Mr Tuli presents with a number of factors that are seen within a group of
offenders who are at high risk of future violent offending and he has
identified security and rehabilitative needs. From a clinical perspective the
focus is upon addressing rehabilitation and not addressing any punishment
elements of sentencing. The issue of where sentence may be delivered and
the extent to which the courts will seek an element of punishment and a
guarantee that Mr Tuli will not be at large in the community continues to be
the primary issue for the court to adjudicate. The identified barriers to
rehabilitation particularly related to Mr Tuli’s low intelligence and education
and employment deficits will warrant intellectual disability adapted
rehabilitative input at some point in his journey to safe reintegration into
society and this is optimally offered during the 2–3 years leading up to
re-integration into society and including gradually increasing self
management and community access to consolidate rehabilitative gains in a
non-institutional setting.
[29]
Mr Wimsett has ably represented Mr Tuli and put forward all that can be said
on his behalf. In addition he has presented the Court with updated information from
the prison. We have noted that Mr Tuli is doing a literacy and numeracy course, on a
one-on-one basis as the reports recommend. The negative information that emerges,
however, is that Mr Tuli is acting up, being disruptive and seems to have been drawn
into a gang environment. The obvious concern is that a prolonged time in such an
environment may serve to further diminish his rehabilitative prospects.
[30]
It is apparent from the reports that the timing of Mr Tuli’s placement into the
intensive care programme will be critical. As Dr Duff observes, the programme will
work best as a prelude to Mr Tuli’s release, assuming the programme is successful.

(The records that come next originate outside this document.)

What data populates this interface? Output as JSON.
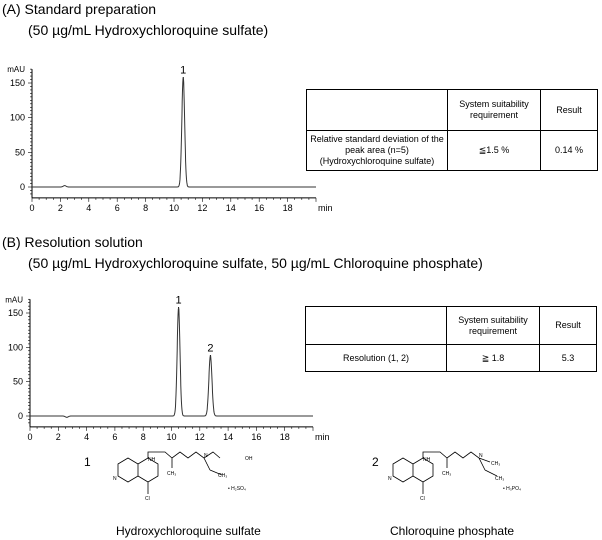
{
  "section_a": {
    "title": "(A) Standard preparation",
    "subtitle": "(50 µg/mL Hydroxychloroquine sulfate)"
  },
  "section_b": {
    "title": "(B) Resolution solution",
    "subtitle": "(50 µg/mL Hydroxychloroquine sulfate, 50 µg/mL Chloroquine phosphate)"
  },
  "table_a": {
    "headers": [
      "",
      "System  suitability requirement",
      "Result"
    ],
    "row": [
      "Relative standard deviation of the peak area (n=5) (Hydroxychloroquine sulfate)",
      "≦1.5 %",
      "0.14 %"
    ]
  },
  "table_b": {
    "headers": [
      "",
      "System  suitability requirement",
      "Result"
    ],
    "row": [
      "Resolution (1, 2)",
      "≧  1.8",
      "5.3"
    ]
  },
  "chart_data": [
    {
      "type": "line",
      "ylabel": "mAU",
      "xlabel": "min",
      "xlim": [
        0,
        20
      ],
      "ylim": [
        -10,
        170
      ],
      "xticks": [
        "0",
        "2",
        "4",
        "6",
        "8",
        "10",
        "12",
        "14",
        "16",
        "18"
      ],
      "yticks": [
        "0",
        "50",
        "100",
        "150"
      ],
      "peaks": [
        {
          "label": "1",
          "x": 10.65,
          "y": 158,
          "width": 0.1
        }
      ],
      "minor_bumps": [
        {
          "x": 2.3,
          "y": 2
        }
      ]
    },
    {
      "type": "line",
      "ylabel": "mAU",
      "xlabel": "min",
      "xlim": [
        0,
        20
      ],
      "ylim": [
        -10,
        170
      ],
      "xticks": [
        "0",
        "2",
        "4",
        "6",
        "8",
        "10",
        "12",
        "14",
        "16",
        "18"
      ],
      "yticks": [
        "0",
        "50",
        "100",
        "150"
      ],
      "peaks": [
        {
          "label": "1",
          "x": 10.5,
          "y": 158,
          "width": 0.1
        },
        {
          "label": "2",
          "x": 12.75,
          "y": 88,
          "width": 0.11
        }
      ],
      "minor_bumps": [
        {
          "x": 2.6,
          "y": -2
        }
      ]
    }
  ],
  "structures": [
    {
      "number": "1",
      "name": "Hydroxychloroquine sulfate",
      "salt": "• H₂SO₄",
      "atoms": [
        "NH",
        "N",
        "OH",
        "CH₃",
        "CH₃",
        "N",
        "Cl"
      ]
    },
    {
      "number": "2",
      "name": "Chloroquine phosphate",
      "salt": "• H₃PO₄",
      "atoms": [
        "NH",
        "N",
        "CH₃",
        "CH₃",
        "CH₃",
        "N",
        "Cl"
      ]
    }
  ]
}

She recommends transfer be considered two to three years prior to integration, but
the dilemma for a Court is when that might be. It can be known for certain that
Mr Tuli must serve three years, eight months of which has been served since
sentencing.9 So there is at least around two years to go, but how much beyond that
will be determined by safety issues, and cannot be ascertained at this point.
[31]
Eight months on from sentencing, a disposition under s 34 would now occur
more comfortably within Dr Duff’s two to three year timeframe. Also now armed
with updated information from the prison, we have come to the view that an order
under s 34 is appropriate. We are influenced by these factors:
(a)
As noted, it is now clearly within the period recommended by
Dr Duff.
(b)
Mr Tuli is only 18 years old and the path he appears to be heading
down in prison is troubling. If transfer is delayed until three years has
been served in prison, rehabilitation options may be permanently lost.
(c)
From society’s viewpoint, Mr Tuli poses a real risk for the future, and
is a high risk of serious offending. Taking whatever steps can be
taken to give the best opportunity to ameliorate this situation is where
the interests of the public lie.
(d)
The underlying sentence remains in place. The report writers all note
that there is no certainty as to whether the proposed intensive steps
will work. If they do, in three years time Mr Tuli will have more than
9
There may also be remand time to be added.
served the punishment part of his sentence, and society will be much
better protected. If they do not work, then the nine year sentence
remains in place.
[32]
This was always a finely balanced decision and now, given the new factors
we have identified, in terms of s 34(2) of the Criminal Procedure (Mentally Impaired
Persons) Act, the Court is satisfied that an order under s 34(1)(a)(ii) of the Act is
required in the interest of public safety. Such an order will also be in Mr Tuli’s
interest, but it is the public safety aspect that has driven the outcome.
Result
[33]
The appeal against sentence is allowed in part. The appeal against the end
sentence of nine years’ imprisonment is dismissed. However, we make an order
under s 34(1)(a)(ii) of the Criminal Procedure (Mentally Impaired Persons) Act that
Mr Tuli be detained in a secure facility as a special care recipient under the
Intellectual Disability (Compulsory Care and Rehabilitation) Act.